For "Cinémas Montparnasse" (page 7) I eliminated the panoramic angle of the camera, and an obstructing newspaper stand and combined a variety of viewpoints into one. In "La Cigale" (page 18) and "Du Métro Blanche au Moulin Rouge" (page 29), the fragmented colors of the street architecture create a cinematic movement that vitalizes the picture space. In "Palais Royal-Comédie Française" (page 17), space is not based on geometric perspective, but built of flat planes using the colors of the shop windows, posters and street signs of the city. These invented vantage points emphasize the theatrical atmosphere of Paris, the vitality, effervesce and density of city life.
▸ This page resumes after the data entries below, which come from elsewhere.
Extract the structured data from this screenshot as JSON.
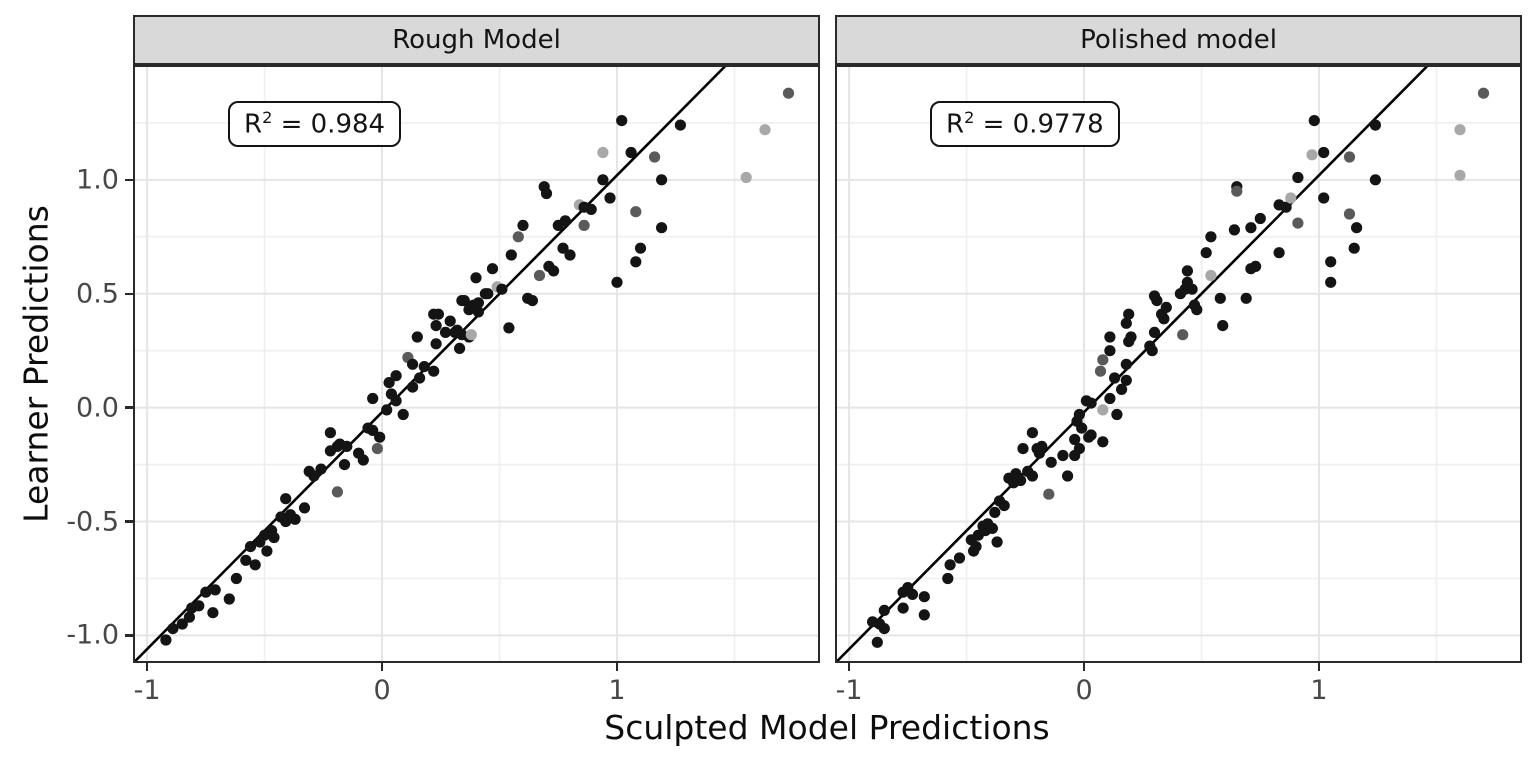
{
  "figure": {
    "x_axis_title": "Sculpted Model Predictions",
    "y_axis_title": "Learner Predictions",
    "background": "#ffffff"
  },
  "axes": {
    "x_range": [
      -1.06,
      1.864
    ],
    "y_range": [
      -1.121,
      1.504
    ],
    "x_ticks": [
      -1,
      0,
      1
    ],
    "x_tick_labels": [
      "-1",
      "0",
      "1"
    ],
    "y_ticks": [
      1.0,
      0.5,
      0.0,
      -0.5,
      -1.0
    ],
    "y_tick_labels": [
      "1.0",
      "0.5",
      "0.0",
      "-0.5",
      "-1.0"
    ],
    "x_minor": [
      -0.5,
      0.5,
      1.5
    ],
    "y_minor": [
      1.25,
      0.75,
      0.25,
      -0.25,
      -0.75
    ],
    "grid": true,
    "legend": "none"
  },
  "colors": {
    "strip_background": "#d9d9d9",
    "panel_border": "#2a2a2a",
    "grid_major": "#e5e5e5",
    "grid_minor": "#f0f0f0",
    "fit_line": "#000000",
    "tick_label": "#474747",
    "point_shades": [
      "#141414",
      "#5a5a5a",
      "#a8a8a8"
    ]
  },
  "chart_data": [
    {
      "type": "scatter",
      "title": "Rough Model",
      "xlabel": "Sculpted Model Predictions",
      "ylabel": "Learner Predictions",
      "r_squared": 0.984,
      "annotation": {
        "base": "R",
        "sup": "2",
        "rest": " = 0.984",
        "text": "R² = 0.984"
      },
      "line": {
        "slope": 1.04,
        "intercept": -0.02
      },
      "points": [
        [
          -0.92,
          -1.02,
          0
        ],
        [
          -0.89,
          -0.97,
          0
        ],
        [
          -0.85,
          -0.95,
          0
        ],
        [
          -0.82,
          -0.92,
          0
        ],
        [
          -0.81,
          -0.88,
          0
        ],
        [
          -0.78,
          -0.87,
          0
        ],
        [
          -0.72,
          -0.9,
          0
        ],
        [
          -0.75,
          -0.81,
          0
        ],
        [
          -0.71,
          -0.8,
          0
        ],
        [
          -0.65,
          -0.84,
          0
        ],
        [
          -0.62,
          -0.75,
          0
        ],
        [
          -0.58,
          -0.67,
          0
        ],
        [
          -0.54,
          -0.69,
          0
        ],
        [
          -0.56,
          -0.61,
          0
        ],
        [
          -0.52,
          -0.59,
          0
        ],
        [
          -0.49,
          -0.63,
          0
        ],
        [
          -0.5,
          -0.56,
          0
        ],
        [
          -0.47,
          -0.54,
          0
        ],
        [
          -0.46,
          -0.57,
          0
        ],
        [
          -0.43,
          -0.48,
          0
        ],
        [
          -0.41,
          -0.5,
          0
        ],
        [
          -0.39,
          -0.47,
          0
        ],
        [
          -0.37,
          -0.49,
          0
        ],
        [
          -0.41,
          -0.4,
          0
        ],
        [
          -0.33,
          -0.44,
          0
        ],
        [
          -0.31,
          -0.28,
          0
        ],
        [
          -0.29,
          -0.3,
          0
        ],
        [
          -0.26,
          -0.27,
          0
        ],
        [
          -0.19,
          -0.37,
          1
        ],
        [
          -0.22,
          -0.19,
          0
        ],
        [
          -0.18,
          -0.16,
          0
        ],
        [
          -0.22,
          -0.11,
          0
        ],
        [
          -0.19,
          -0.17,
          0
        ],
        [
          -0.16,
          -0.25,
          0
        ],
        [
          -0.15,
          -0.17,
          0
        ],
        [
          -0.1,
          -0.2,
          0
        ],
        [
          -0.08,
          -0.23,
          0
        ],
        [
          -0.06,
          -0.09,
          0
        ],
        [
          -0.04,
          -0.1,
          0
        ],
        [
          -0.01,
          -0.13,
          0
        ],
        [
          -0.02,
          -0.18,
          1
        ],
        [
          -0.04,
          0.04,
          0
        ],
        [
          0.02,
          -0.01,
          0
        ],
        [
          0.03,
          0.11,
          0
        ],
        [
          0.04,
          0.06,
          0
        ],
        [
          0.06,
          0.03,
          0
        ],
        [
          0.09,
          -0.03,
          0
        ],
        [
          0.06,
          0.14,
          0
        ],
        [
          0.11,
          0.22,
          1
        ],
        [
          0.13,
          0.09,
          0
        ],
        [
          0.13,
          0.19,
          0
        ],
        [
          0.16,
          0.13,
          0
        ],
        [
          0.18,
          0.18,
          0
        ],
        [
          0.22,
          0.16,
          0
        ],
        [
          0.23,
          0.28,
          0
        ],
        [
          0.23,
          0.36,
          0
        ],
        [
          0.22,
          0.41,
          0
        ],
        [
          0.27,
          0.33,
          0
        ],
        [
          0.29,
          0.38,
          0
        ],
        [
          0.15,
          0.31,
          0
        ],
        [
          0.31,
          0.33,
          0
        ],
        [
          0.34,
          0.32,
          0
        ],
        [
          0.37,
          0.31,
          0
        ],
        [
          0.38,
          0.32,
          2
        ],
        [
          0.32,
          0.34,
          0
        ],
        [
          0.33,
          0.26,
          0
        ],
        [
          0.24,
          0.41,
          0
        ],
        [
          0.35,
          0.47,
          0
        ],
        [
          0.39,
          0.45,
          0
        ],
        [
          0.41,
          0.46,
          0
        ],
        [
          0.44,
          0.5,
          0
        ],
        [
          0.34,
          0.47,
          0
        ],
        [
          0.37,
          0.43,
          0
        ],
        [
          0.41,
          0.42,
          0
        ],
        [
          0.45,
          0.5,
          0
        ],
        [
          0.49,
          0.53,
          2
        ],
        [
          0.51,
          0.52,
          0
        ],
        [
          0.47,
          0.61,
          0
        ],
        [
          0.4,
          0.57,
          0
        ],
        [
          0.55,
          0.67,
          0
        ],
        [
          0.58,
          0.75,
          1
        ],
        [
          0.6,
          0.8,
          0
        ],
        [
          0.62,
          0.48,
          0
        ],
        [
          0.64,
          0.47,
          0
        ],
        [
          0.54,
          0.35,
          0
        ],
        [
          0.67,
          0.58,
          1
        ],
        [
          0.71,
          0.62,
          0
        ],
        [
          0.73,
          0.6,
          0
        ],
        [
          0.69,
          0.97,
          0
        ],
        [
          0.7,
          0.94,
          0
        ],
        [
          0.75,
          0.8,
          0
        ],
        [
          0.78,
          0.82,
          0
        ],
        [
          0.84,
          0.89,
          2
        ],
        [
          0.86,
          0.88,
          0
        ],
        [
          0.89,
          0.87,
          0
        ],
        [
          0.86,
          0.8,
          1
        ],
        [
          0.77,
          0.7,
          0
        ],
        [
          0.8,
          0.67,
          0
        ],
        [
          0.94,
          1.12,
          2
        ],
        [
          1.06,
          1.12,
          0
        ],
        [
          1.16,
          1.1,
          1
        ],
        [
          0.94,
          1.0,
          0
        ],
        [
          1.19,
          1.0,
          0
        ],
        [
          0.97,
          0.92,
          0
        ],
        [
          1.08,
          0.86,
          1
        ],
        [
          1.19,
          0.79,
          0
        ],
        [
          1.1,
          0.7,
          0
        ],
        [
          1.08,
          0.64,
          0
        ],
        [
          1.0,
          0.55,
          0
        ],
        [
          1.02,
          1.26,
          0
        ],
        [
          1.27,
          1.24,
          0
        ],
        [
          1.73,
          1.38,
          1
        ],
        [
          1.63,
          1.22,
          2
        ],
        [
          1.55,
          1.01,
          2
        ]
      ]
    },
    {
      "type": "scatter",
      "title": "Polished model",
      "xlabel": "Sculpted Model Predictions",
      "ylabel": "Learner Predictions",
      "r_squared": 0.9778,
      "annotation": {
        "base": "R",
        "sup": "2",
        "rest": " = 0.9778",
        "text": "R² = 0.9778"
      },
      "line": {
        "slope": 1.04,
        "intercept": -0.02
      },
      "points": [
        [
          -0.88,
          -1.03,
          0
        ],
        [
          -0.9,
          -0.94,
          0
        ],
        [
          -0.87,
          -0.95,
          0
        ],
        [
          -0.85,
          -0.97,
          0
        ],
        [
          -0.85,
          -0.89,
          0
        ],
        [
          -0.77,
          -0.81,
          0
        ],
        [
          -0.77,
          -0.88,
          0
        ],
        [
          -0.75,
          -0.79,
          0
        ],
        [
          -0.73,
          -0.82,
          0
        ],
        [
          -0.68,
          -0.83,
          0
        ],
        [
          -0.68,
          -0.91,
          0
        ],
        [
          -0.58,
          -0.75,
          0
        ],
        [
          -0.57,
          -0.69,
          0
        ],
        [
          -0.53,
          -0.66,
          0
        ],
        [
          -0.48,
          -0.58,
          0
        ],
        [
          -0.46,
          -0.61,
          0
        ],
        [
          -0.45,
          -0.56,
          0
        ],
        [
          -0.43,
          -0.52,
          0
        ],
        [
          -0.42,
          -0.54,
          0
        ],
        [
          -0.41,
          -0.51,
          0
        ],
        [
          -0.39,
          -0.53,
          0
        ],
        [
          -0.37,
          -0.59,
          0
        ],
        [
          -0.47,
          -0.63,
          0
        ],
        [
          -0.38,
          -0.46,
          0
        ],
        [
          -0.36,
          -0.41,
          0
        ],
        [
          -0.34,
          -0.43,
          0
        ],
        [
          -0.32,
          -0.31,
          0
        ],
        [
          -0.3,
          -0.33,
          0
        ],
        [
          -0.29,
          -0.29,
          0
        ],
        [
          -0.27,
          -0.32,
          0
        ],
        [
          -0.24,
          -0.28,
          0
        ],
        [
          -0.22,
          -0.3,
          0
        ],
        [
          -0.2,
          -0.18,
          0
        ],
        [
          -0.18,
          -0.17,
          0
        ],
        [
          -0.19,
          -0.2,
          0
        ],
        [
          -0.14,
          -0.24,
          0
        ],
        [
          -0.15,
          -0.38,
          1
        ],
        [
          -0.09,
          -0.21,
          0
        ],
        [
          -0.07,
          -0.3,
          0
        ],
        [
          -0.04,
          -0.14,
          0
        ],
        [
          -0.02,
          -0.18,
          0
        ],
        [
          0.03,
          -0.12,
          0
        ],
        [
          0.08,
          -0.15,
          0
        ],
        [
          -0.22,
          -0.11,
          0
        ],
        [
          -0.26,
          -0.18,
          0
        ],
        [
          -0.19,
          -0.18,
          0
        ],
        [
          -0.04,
          -0.21,
          0
        ],
        [
          -0.01,
          -0.09,
          0
        ],
        [
          0.02,
          -0.13,
          0
        ],
        [
          -0.03,
          -0.06,
          0
        ],
        [
          -0.02,
          -0.03,
          0
        ],
        [
          0.01,
          0.03,
          0
        ],
        [
          0.03,
          0.02,
          0
        ],
        [
          0.08,
          -0.01,
          2
        ],
        [
          0.14,
          -0.03,
          0
        ],
        [
          0.11,
          0.04,
          0
        ],
        [
          0.13,
          0.13,
          0
        ],
        [
          0.16,
          0.08,
          0
        ],
        [
          0.18,
          0.12,
          0
        ],
        [
          0.18,
          0.19,
          0
        ],
        [
          0.07,
          0.16,
          1
        ],
        [
          0.08,
          0.21,
          1
        ],
        [
          0.11,
          0.25,
          0
        ],
        [
          0.11,
          0.31,
          0
        ],
        [
          0.19,
          0.29,
          0
        ],
        [
          0.2,
          0.31,
          0
        ],
        [
          0.18,
          0.37,
          0
        ],
        [
          0.19,
          0.41,
          0
        ],
        [
          0.28,
          0.27,
          0
        ],
        [
          0.29,
          0.25,
          0
        ],
        [
          0.3,
          0.33,
          0
        ],
        [
          0.31,
          0.47,
          0
        ],
        [
          0.33,
          0.41,
          0
        ],
        [
          0.35,
          0.44,
          0
        ],
        [
          0.34,
          0.39,
          0
        ],
        [
          0.41,
          0.5,
          0
        ],
        [
          0.43,
          0.52,
          0
        ],
        [
          0.47,
          0.45,
          0
        ],
        [
          0.48,
          0.43,
          0
        ],
        [
          0.42,
          0.32,
          1
        ],
        [
          0.58,
          0.48,
          0
        ],
        [
          0.59,
          0.36,
          0
        ],
        [
          0.69,
          0.48,
          0
        ],
        [
          0.44,
          0.6,
          0
        ],
        [
          0.44,
          0.55,
          0
        ],
        [
          0.3,
          0.49,
          0
        ],
        [
          0.46,
          0.52,
          0
        ],
        [
          0.54,
          0.58,
          2
        ],
        [
          0.52,
          0.68,
          0
        ],
        [
          0.54,
          0.75,
          0
        ],
        [
          0.64,
          0.78,
          0
        ],
        [
          0.71,
          0.79,
          0
        ],
        [
          0.75,
          0.83,
          0
        ],
        [
          0.65,
          0.97,
          0
        ],
        [
          0.65,
          0.95,
          1
        ],
        [
          0.83,
          0.89,
          0
        ],
        [
          0.86,
          0.88,
          0
        ],
        [
          0.88,
          0.92,
          2
        ],
        [
          0.91,
          0.81,
          1
        ],
        [
          0.91,
          1.01,
          0
        ],
        [
          0.97,
          1.11,
          2
        ],
        [
          1.02,
          1.12,
          0
        ],
        [
          0.98,
          1.26,
          0
        ],
        [
          1.24,
          1.24,
          0
        ],
        [
          1.13,
          1.1,
          1
        ],
        [
          1.24,
          1.0,
          0
        ],
        [
          1.02,
          0.92,
          0
        ],
        [
          1.13,
          0.85,
          1
        ],
        [
          1.16,
          0.79,
          0
        ],
        [
          1.15,
          0.7,
          0
        ],
        [
          0.71,
          0.61,
          0
        ],
        [
          0.73,
          0.62,
          0
        ],
        [
          0.83,
          0.68,
          0
        ],
        [
          1.05,
          0.64,
          0
        ],
        [
          1.05,
          0.55,
          0
        ],
        [
          1.7,
          1.38,
          1
        ],
        [
          1.6,
          1.22,
          2
        ],
        [
          1.6,
          1.02,
          2
        ]
      ]
    }
  ]
}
I love transitional spaces in the city. There is always something happening in them. The café allows one to be elsewhere, alone or with others. The café moment can be prolonged late into the night and to the point of self oblivion. The city provides a stage on which we are observed by others but is also a mirror in which we see ourselves.
...Rue de Rivoli: light slides off the crowds and follows them from dawn to dusk to the Champs-Elysées. Light and paint bind the passer-by to the architecture of the city.
...In Montparnasse, a ghostly crowd emerges from the building fronts to vanish immediately, swallowed by a seductive cinema or the gap of a metro mouth. Here, the bright movie posters illuminate the Parisian grayness. Sometimes they seem to be animated by an internal life, more intense, more seductive than our humdrum existence. The juxtaposition of the virtual reality of the posters and the real life on the streets fascinates me.
...Rue de Rennes, the sidewalk is crowded. Here is a Parisian in a great hurry. Cut to: the passer-by melts into the crowd. But when the pressure of the city becomes overwhelming, unstoppable, we escape into silence. In my paintings silence is represented by empty space. This silence, however, is also a tension, a contained energy. It can be felt in the image like a secret presence that calls out to us.
This secret presence is apprehensible behind the surface banality of the city. “Parisian Instants” lead us to it.